Cartier-Bresson was in France for the liberation of Paris. He was in India with Gandhi only hours before his assassination. He witnessed the rise of Mao in China. His black and white images were lyrical, sometimes funny, and always engaging.
Born in Chanteloup in 1908, Cartier-Bresson grew up surrounded by drawings and paintings by his great-grandfather, his father and his uncle.
He began to study painting in 1927 under Andre Lhote. Looking for adventure, he set off for Africa, where he contracted blackwater fever, nearly dying. While recuperating in Marseilles in 1931, he acquired his first Leica.
He continued to travel, often under the aegis of Magnum Photos, a photo agency that he, along with Robert Capa and David Seymour, known as Chim, founded in 1947.
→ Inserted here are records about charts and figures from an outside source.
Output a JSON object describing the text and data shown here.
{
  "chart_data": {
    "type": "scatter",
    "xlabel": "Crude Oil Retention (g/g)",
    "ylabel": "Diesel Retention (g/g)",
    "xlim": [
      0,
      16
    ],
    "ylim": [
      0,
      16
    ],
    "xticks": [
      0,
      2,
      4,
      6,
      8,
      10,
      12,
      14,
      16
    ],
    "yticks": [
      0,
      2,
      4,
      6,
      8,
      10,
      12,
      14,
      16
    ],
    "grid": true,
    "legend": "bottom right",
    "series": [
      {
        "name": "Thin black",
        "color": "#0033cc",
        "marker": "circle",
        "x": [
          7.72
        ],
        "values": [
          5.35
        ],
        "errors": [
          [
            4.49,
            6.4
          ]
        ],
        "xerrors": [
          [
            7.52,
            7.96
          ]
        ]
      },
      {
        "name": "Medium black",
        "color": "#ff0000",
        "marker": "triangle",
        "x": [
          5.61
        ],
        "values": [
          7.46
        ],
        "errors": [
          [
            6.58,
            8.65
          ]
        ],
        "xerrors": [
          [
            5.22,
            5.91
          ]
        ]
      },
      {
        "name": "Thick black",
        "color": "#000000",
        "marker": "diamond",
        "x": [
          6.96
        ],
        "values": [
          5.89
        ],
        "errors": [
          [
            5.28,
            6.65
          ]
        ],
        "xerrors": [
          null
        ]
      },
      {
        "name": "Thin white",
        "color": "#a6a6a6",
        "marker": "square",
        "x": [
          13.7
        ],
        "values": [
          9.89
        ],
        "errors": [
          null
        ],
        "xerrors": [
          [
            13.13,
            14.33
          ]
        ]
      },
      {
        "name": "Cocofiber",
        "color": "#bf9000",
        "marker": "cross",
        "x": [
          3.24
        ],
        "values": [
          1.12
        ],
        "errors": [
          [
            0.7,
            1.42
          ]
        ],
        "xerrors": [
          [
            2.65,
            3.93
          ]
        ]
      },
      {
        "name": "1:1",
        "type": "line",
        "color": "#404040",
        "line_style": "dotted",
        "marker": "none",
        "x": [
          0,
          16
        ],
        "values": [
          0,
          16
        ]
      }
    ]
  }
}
Drawing upon a background as a painter, Cartier-Bresson captured critical moments without using artificial techniques. And as the title of the exhibition at Lumiere indicates, the photos on display capture that “decisive moment.” The prints at Gallery Lumiere are signed by the photographer.
“He said himself, he believes in the right instance ― being at the right time at the right place, if we translate it today,” Piccato says.
In 1932, Cartier-Bresson happened to be behind a fence of the Gare Saint Lazare railway station in Paris. The photo he took, “Behind the Gare Saint-Lazare,” is of a man jumping from a ladder lying flat in a puddle.
“Cardinal Pacelli in Montmartre” affirms Cartier-Bresson’s reputuation as a groundbreaking photojournalist. While most photographers would capture the cardinal’s face, Cartier-Bresson shows the back of his head. But by including the people in the background, particularly a man kissing his hand, the importance of the cardinal is evident.
“Bresson is a godfather to documentary photographers and photojournalists,” says Lee Jang-uk, curator at the Kim Yeong-seob Photo Gallery. “The death of Bresson is a great loss for the worldwide photography scene.”